Merythot había ganado para sus ideas a Tito y Anfígenes, e incluso a alguno de los griegos que venían con nosotros, de forma que ya no buscábamos otra cosa que esas míticas dos peñas por entre las que el Nilo surgiría en un gran surtidor desde el seno de la Tierra. El aplomo y la autoridad con la que hablaba, así como los textos que citaba, habían cautivado incluso a hombres que habían oído hablar a los propios indígenas acerca de las Montañas de la Luna. Los otros griegos, empero, y algunos de nuestros hombres, tenían a las tradiciones egipcias por simples leyendas, y se lamentaban de que, a ese paso, íbamos a estar toda la vida dando tumbos por las selvas, en busca de algo que no existía.

Pero la mayoría de nosotros no le dábamos mayor importancia al tema.
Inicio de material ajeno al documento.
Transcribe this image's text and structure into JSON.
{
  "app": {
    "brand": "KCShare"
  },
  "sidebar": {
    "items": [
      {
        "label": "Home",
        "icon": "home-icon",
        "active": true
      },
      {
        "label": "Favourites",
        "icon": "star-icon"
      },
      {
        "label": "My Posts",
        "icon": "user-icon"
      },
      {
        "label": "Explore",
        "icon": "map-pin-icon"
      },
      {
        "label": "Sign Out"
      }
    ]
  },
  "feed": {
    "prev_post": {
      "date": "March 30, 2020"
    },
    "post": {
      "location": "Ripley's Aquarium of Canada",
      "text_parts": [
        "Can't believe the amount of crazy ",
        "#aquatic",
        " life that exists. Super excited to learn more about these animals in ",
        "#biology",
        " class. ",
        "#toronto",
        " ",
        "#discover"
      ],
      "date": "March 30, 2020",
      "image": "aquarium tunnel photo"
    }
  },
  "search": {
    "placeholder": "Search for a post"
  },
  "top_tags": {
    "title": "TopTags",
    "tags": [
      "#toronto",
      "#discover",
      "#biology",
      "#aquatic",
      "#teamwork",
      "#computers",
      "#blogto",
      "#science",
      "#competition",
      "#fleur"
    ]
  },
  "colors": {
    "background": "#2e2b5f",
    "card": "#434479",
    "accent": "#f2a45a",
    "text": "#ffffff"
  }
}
Al fin y al cabo, seguíamos una ruta paralela al río; así que, tarde o temprano, teníamos que llegar a sus fuentes, fuesen unas montañas o un manantial gigantesco.

Eso sí; puesto que Tito era partidario de la tesis egipcia, nuestros exploradores iban a los poblados preguntando si alguien sabía o había oído hablar de un lugar así. Por eso cuando un día dos de nuestros batidores, negros pintarrajeados que usaban arcos de flechas envenenadas, volvieron en busca de Anfígenes y éste, tras oírles, se fue a hablar con el prefecto y el sacerdote, la agitación nos sacudió a todos.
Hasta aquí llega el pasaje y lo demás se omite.